Hey folks, fantastic that you're all willing to try and do something about it. Welcome back Havalina and Calalily. Your wee DD, PO, I was actually welling up reading that. So wise beyond her years eh?
Anyway, I do understand the fear of launching yourself into the unknown, losing your "best pal" - the drink. Now this is something you'll have to just take my word for (and teasle and BrassicMonkey), that when you finally address your drinking and achieve recovery, you'll see how much you were deluding yourself. It's not a "lifeline", it destroys your life, your relationships, your self-esteem.

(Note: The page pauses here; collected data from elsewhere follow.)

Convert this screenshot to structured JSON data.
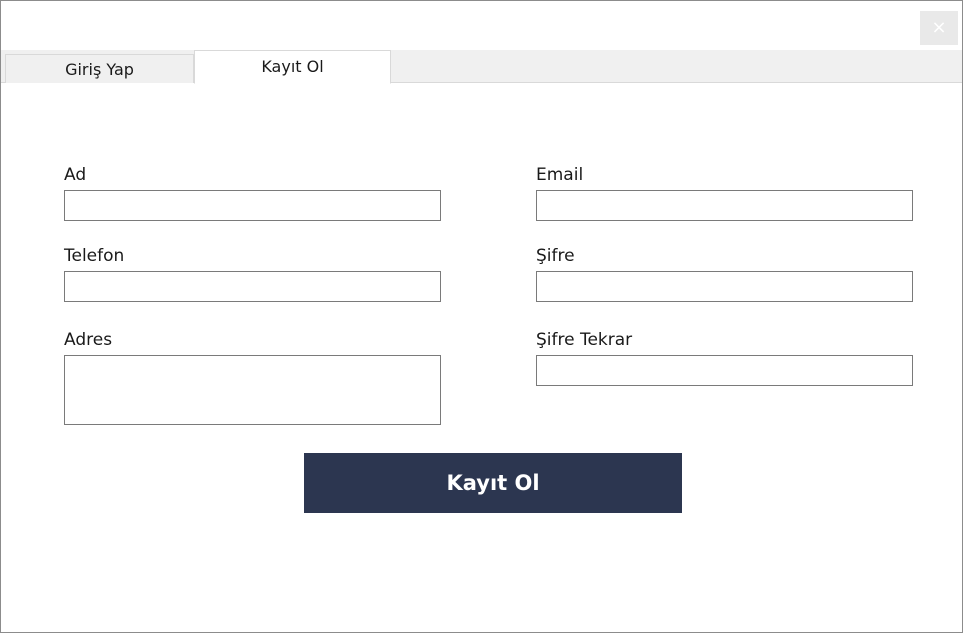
{
  "window": {
    "close_label": "×"
  },
  "tabs": [
    {
      "label": "Giriş Yap",
      "active": false
    },
    {
      "label": "Kayıt Ol",
      "active": true
    }
  ],
  "form": {
    "name": {
      "label": "Ad",
      "value": ""
    },
    "phone": {
      "label": "Telefon",
      "value": ""
    },
    "address": {
      "label": "Adres",
      "value": ""
    },
    "email": {
      "label": "Email",
      "value": ""
    },
    "password": {
      "label": "Şifre",
      "value": ""
    },
    "password_confirm": {
      "label": "Şifre Tekrar",
      "value": ""
    },
    "submit_label": "Kayıt Ol"
  },
  "colors": {
    "button_bg": "#2c3650",
    "button_text": "#ffffff"
  }
}
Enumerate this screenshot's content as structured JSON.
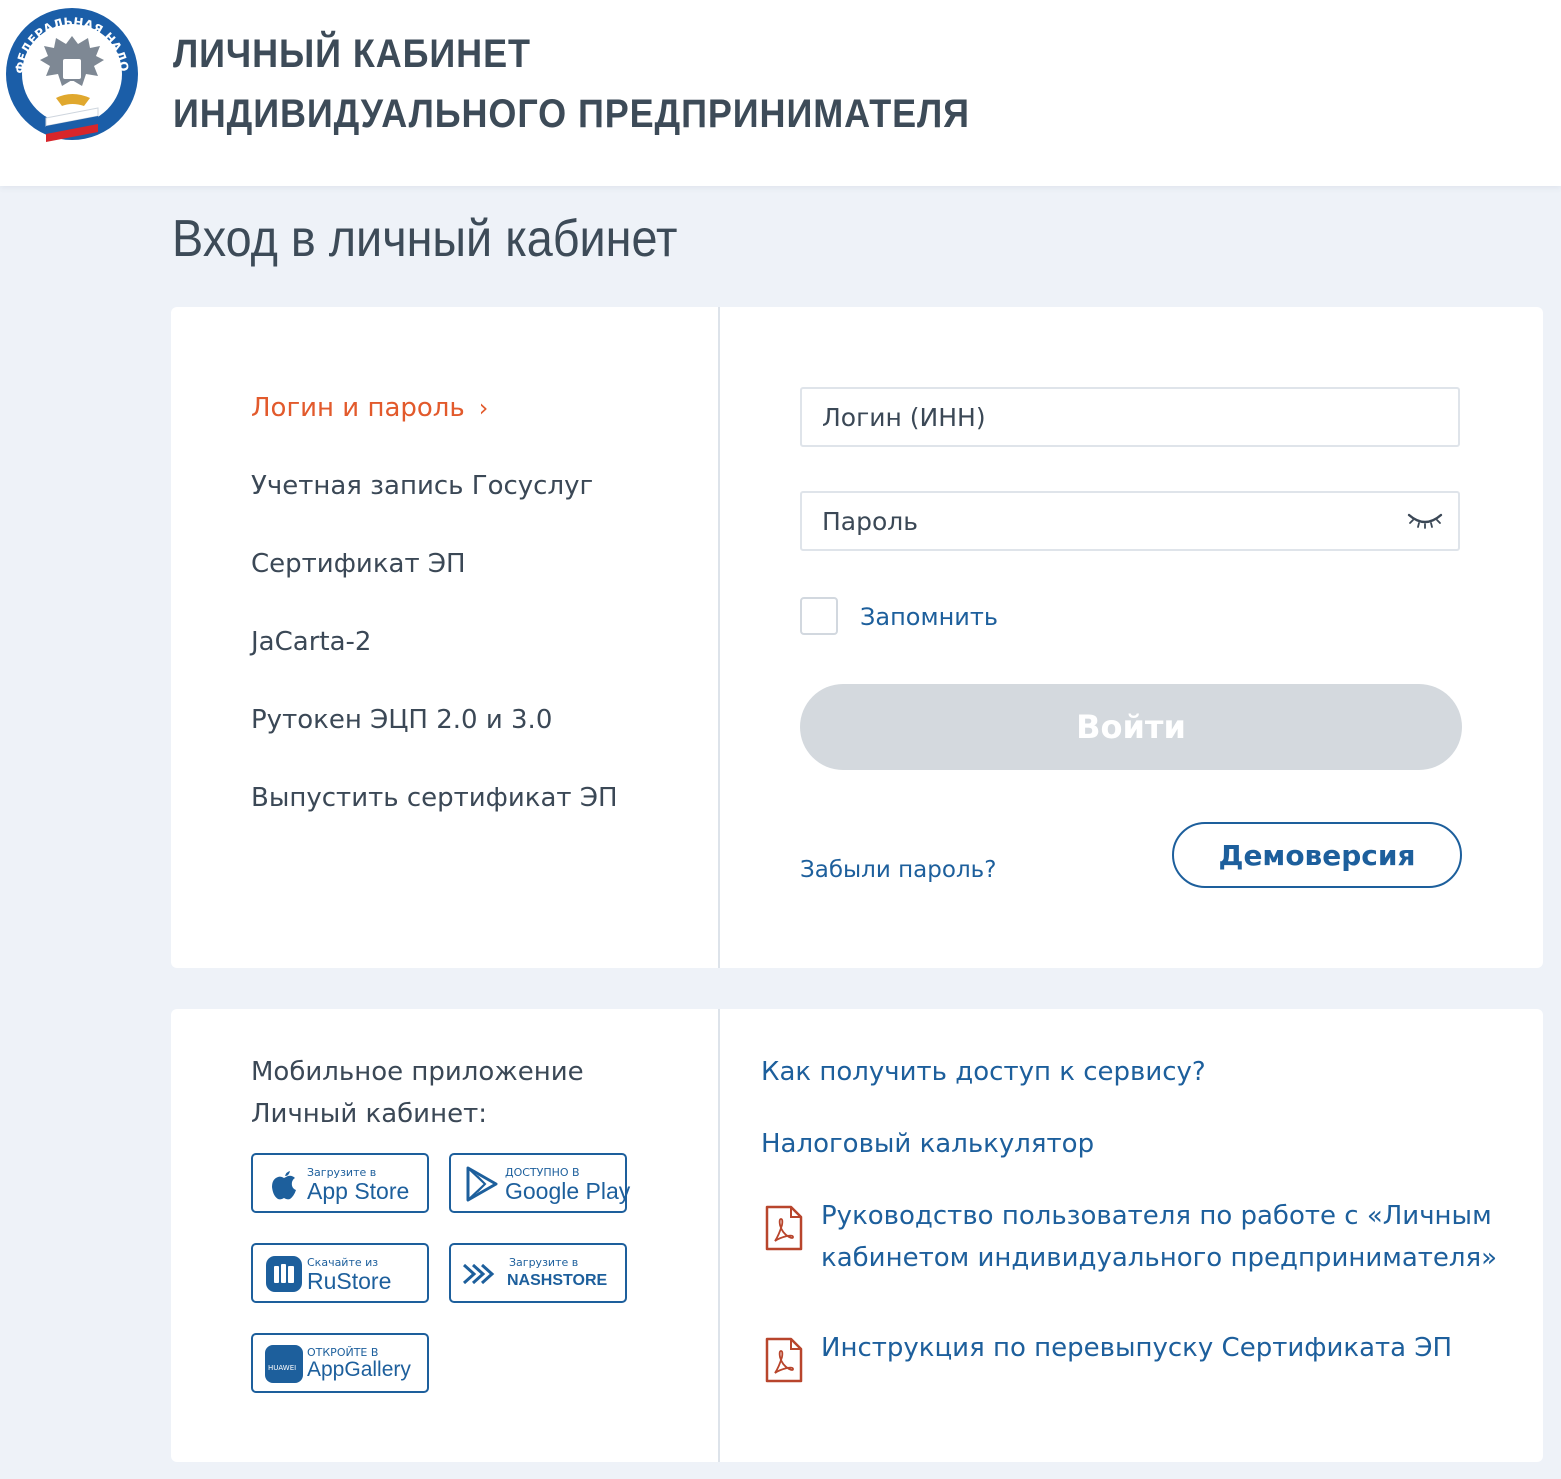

Put the word "alcoholic" and whatever mental images that conjures up for you to the back of your mind.
All you have to think about is that in an AA meeting, there will be men and woman of all ages, creeds, races, professions who are coming together and dealing with their alcoholism. I'd be very surprised if you saw a tramp, or anyone that stank of piss in the meeting. Your more likely to find those alcoholics in pubs, or sitting at home passed out on the couch. Do you see what I mean? Just because you go to AA, doesn't mean you are "lowering" yourself, it means you have the courage and wherewithal to change your life and those around you. When we talk about "in the gutter" it varies from person to person. For some, it's losing a job, others it's family, and yet others it's just a gradual realisation. They have decided that they're powerless over alcohol, no one else.
OK, higher power. Many people believe (wrongly) AA is all about being an evangelical christian, or turning into a nun, or denying yourself all pleasure when they've heard AA and the word GOD. Basically what it means, that a wee while after your heads clear, you've had a few days-at-a-time in a row, then we think about the other aspects the caused our drinking. By stopping drinking, we've dealt with the physical compulsion. You'll hear "don't lift the first drink, you can't get drunk". Amazingly simple idea and it will help you to get through a day a a time.
Afterwards, we have to look a wee bit further at ourselves because many of us have found that we could stop drinking for days, weeks or even months at a time. We've convinced ourselves that we can't possible be alcoholic, because those are the people in the gutter, with the smelly raincoat, that drink as soon as they get up. Then we find that no matter how great our "willpower" we eventually go back to drink.
SO this is where AA comes in with the 12 step programme of recovery. Being an alcoholic, I am told I suffer from a 3 fold illness: a physical addiction/compulsion; a mental obsession; and a spiritual malady.
The mental obsession will convince me that - even after I swear I won't drink again knowing the effects of it and seeing the destruction all around me - that this time it will be different. This time I will only have one drink, or one bottle. I repeat the same behaviour expecting different results. But it all happens over again and I can't figure out why I can't drink like a normal person. I've just been beaten by the physical compulsion and mental obsession: two powerful forces.
Lastly, and here's what I'm trying to explain - the spiritual aspect. I always found that when I drank I was searching for something. Trying to fill a hole inside me. Putting drink in there worked temporarily, but it took away much more than it gave. I had to admit that alcohol was more powerful than me, and in order to stay stopped I had to find something to replace the power of drink. We call it "higher power" because we believe there is something greater, more powerful than ourselves, that can help us to recover from alcoholism. For some, that power is the fellowship of AA, for others it a more traditional power (for example mother nature, Jesus, Buddha, Allah, the Tao). Others use the word "GOD" as an acronym : G-O-D = Good Orderly Direction. So there are many many interpretations on what a "Higher Power" means, but the most important part is that it can be absolutely anything you like. It's your own personal higher power.
I've really gone quite far in discussing the whole idea, which you really don't have to worry about right now. All you have to do is be willing to accept the help offered to you and do what's suggested to you. Don't let the Higher POwer thing put you off. The first thing you have to do is don't drink for a day at a time. That's all of us do in AA. We work on these 24 hours in hand.